An oversimplified description of Moral hazard is enjoying the positive consequences of your actions while passing the adverse effects on others. This increased risk-taking level is not always deliberate, but the presence of insurance can lead to a flawed calculation of risks involved. It may also occur when the entity taking the risk understands the situation more than the entity paying the cost of the consequences or evaluating the risks being taken.

To use our previous example, some critics of universal healthcare argue that the state’s health insurance may encourage some people to be less concerned with their health and make poor decisions around diet, smoking, and excessive alcohol consumption. The same people make arguments about longterm welfare benefits making returning to work less attractive or financially rewarding, leading to a loss of purpose and dignity. Moral hazard can be seen in the workplace where people are rewarded through bonuses for successes but have no direct consequences for losses, leading to excessive risk-taking. At the national level, as we saw in the banking crisis in 2008, some financial companies take on very high levels of risk, profiting when it goes right and relying on government bailouts when it goes wrong.

Moral hazard and Melvin Capital

Both the US and UK financial regulatory agencies have commented about the instability caused by the Malvin Capital and Game Stop situation. Some financial leaders have uncharacteristically been calling for regulation to prevent the problem from happening again. What happens next with regulation is essential for delivering on the promise of liberalism to all and for moral hazard. 

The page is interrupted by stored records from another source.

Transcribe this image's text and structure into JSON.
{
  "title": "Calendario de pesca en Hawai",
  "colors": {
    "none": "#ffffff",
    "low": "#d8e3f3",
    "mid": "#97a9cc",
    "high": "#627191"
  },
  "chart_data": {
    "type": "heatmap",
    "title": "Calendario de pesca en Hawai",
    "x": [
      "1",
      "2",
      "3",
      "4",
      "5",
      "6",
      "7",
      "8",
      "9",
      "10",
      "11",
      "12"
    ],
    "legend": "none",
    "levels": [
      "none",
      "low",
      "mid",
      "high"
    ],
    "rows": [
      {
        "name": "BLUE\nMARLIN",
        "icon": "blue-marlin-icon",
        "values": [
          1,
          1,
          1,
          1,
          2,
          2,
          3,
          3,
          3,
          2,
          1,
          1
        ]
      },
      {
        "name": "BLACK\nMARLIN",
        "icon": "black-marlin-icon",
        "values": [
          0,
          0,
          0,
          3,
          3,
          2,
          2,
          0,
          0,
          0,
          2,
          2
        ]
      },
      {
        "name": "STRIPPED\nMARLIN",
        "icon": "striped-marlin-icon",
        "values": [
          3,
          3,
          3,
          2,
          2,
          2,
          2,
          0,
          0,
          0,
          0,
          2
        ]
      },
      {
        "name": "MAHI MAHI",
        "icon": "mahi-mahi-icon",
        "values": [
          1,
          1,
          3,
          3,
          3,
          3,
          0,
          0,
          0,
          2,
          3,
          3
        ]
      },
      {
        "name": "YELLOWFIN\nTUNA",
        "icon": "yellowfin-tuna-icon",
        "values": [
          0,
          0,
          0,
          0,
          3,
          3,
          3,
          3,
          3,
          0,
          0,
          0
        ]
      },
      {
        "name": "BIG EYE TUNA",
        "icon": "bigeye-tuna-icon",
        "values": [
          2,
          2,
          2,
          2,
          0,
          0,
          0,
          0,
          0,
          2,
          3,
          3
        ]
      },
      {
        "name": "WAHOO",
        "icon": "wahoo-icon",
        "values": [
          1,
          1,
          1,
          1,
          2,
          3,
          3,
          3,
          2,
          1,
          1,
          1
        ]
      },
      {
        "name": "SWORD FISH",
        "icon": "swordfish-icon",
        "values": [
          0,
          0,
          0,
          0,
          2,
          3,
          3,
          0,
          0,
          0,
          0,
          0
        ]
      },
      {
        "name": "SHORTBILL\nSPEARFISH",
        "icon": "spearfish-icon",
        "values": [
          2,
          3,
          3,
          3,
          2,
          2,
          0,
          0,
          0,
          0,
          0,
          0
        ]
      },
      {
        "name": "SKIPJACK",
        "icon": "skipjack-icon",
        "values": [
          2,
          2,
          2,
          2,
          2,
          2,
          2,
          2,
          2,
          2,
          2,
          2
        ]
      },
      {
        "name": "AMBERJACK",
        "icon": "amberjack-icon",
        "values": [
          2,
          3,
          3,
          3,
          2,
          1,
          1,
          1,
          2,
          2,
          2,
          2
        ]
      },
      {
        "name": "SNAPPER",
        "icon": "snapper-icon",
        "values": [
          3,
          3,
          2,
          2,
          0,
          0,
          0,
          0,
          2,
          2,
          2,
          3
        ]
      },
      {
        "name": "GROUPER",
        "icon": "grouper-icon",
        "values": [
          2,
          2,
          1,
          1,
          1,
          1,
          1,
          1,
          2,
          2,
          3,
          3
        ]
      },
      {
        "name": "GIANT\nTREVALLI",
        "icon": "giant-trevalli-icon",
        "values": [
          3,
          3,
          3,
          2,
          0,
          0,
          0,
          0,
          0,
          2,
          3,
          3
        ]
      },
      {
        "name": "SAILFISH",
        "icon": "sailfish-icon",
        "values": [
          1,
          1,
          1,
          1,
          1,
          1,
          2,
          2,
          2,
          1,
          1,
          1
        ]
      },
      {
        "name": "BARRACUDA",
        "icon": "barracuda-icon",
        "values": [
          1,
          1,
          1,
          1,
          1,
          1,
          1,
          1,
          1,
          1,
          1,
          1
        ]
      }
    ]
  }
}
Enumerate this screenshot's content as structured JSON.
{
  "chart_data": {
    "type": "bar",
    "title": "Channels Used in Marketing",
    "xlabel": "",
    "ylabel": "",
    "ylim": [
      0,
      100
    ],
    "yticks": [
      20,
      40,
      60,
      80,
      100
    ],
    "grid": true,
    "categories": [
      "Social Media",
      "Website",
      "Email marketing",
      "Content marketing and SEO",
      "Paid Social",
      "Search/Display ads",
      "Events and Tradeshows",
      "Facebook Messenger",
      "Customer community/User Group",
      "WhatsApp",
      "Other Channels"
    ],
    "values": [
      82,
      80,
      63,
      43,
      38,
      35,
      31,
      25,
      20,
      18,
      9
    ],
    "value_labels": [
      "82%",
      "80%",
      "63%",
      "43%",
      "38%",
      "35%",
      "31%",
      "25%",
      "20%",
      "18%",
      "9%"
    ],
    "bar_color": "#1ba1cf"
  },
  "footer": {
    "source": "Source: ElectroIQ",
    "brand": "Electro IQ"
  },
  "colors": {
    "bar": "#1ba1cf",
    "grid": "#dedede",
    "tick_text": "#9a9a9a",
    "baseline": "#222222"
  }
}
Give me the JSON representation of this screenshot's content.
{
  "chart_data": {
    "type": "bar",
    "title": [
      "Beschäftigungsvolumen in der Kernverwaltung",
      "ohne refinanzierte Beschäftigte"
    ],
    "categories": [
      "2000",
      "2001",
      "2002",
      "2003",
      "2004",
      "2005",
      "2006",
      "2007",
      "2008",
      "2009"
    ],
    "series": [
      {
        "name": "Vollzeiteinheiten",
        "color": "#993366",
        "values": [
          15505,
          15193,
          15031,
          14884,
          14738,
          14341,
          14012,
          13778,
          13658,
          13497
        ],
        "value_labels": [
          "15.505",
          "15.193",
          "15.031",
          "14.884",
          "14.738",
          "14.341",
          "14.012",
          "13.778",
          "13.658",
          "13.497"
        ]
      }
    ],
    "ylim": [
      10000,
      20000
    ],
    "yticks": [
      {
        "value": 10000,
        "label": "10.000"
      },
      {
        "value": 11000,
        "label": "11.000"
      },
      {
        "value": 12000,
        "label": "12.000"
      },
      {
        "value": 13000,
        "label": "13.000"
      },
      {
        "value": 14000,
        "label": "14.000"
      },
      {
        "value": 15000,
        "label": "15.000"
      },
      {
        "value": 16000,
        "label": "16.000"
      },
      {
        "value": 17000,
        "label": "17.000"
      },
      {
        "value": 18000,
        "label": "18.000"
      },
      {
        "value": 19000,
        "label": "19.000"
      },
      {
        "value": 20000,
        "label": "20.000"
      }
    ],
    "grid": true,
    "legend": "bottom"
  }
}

Will western governments live up to the liberal ideal and protect retail investors’ right to trade and benefit from markets or will they act on the side of risk-taking billionaire hedge funds reinforcing moral hazard and setting the economy up for even more significant problems in the future?

Regulators may move to restrict the way individuals are allowed to trade to protect the risk-taking of financial companies in the name of stability and protecting these individuals against themselves and the chance of losses if they bought GameStop the peak at $469.24 hoping to make money, but this misses the point. This action called the bluff of a hedge fund taking a risk that they believed no one would question. Regulators should continue to allow this type of activity that caused short term volatility for the long term stability it will bring.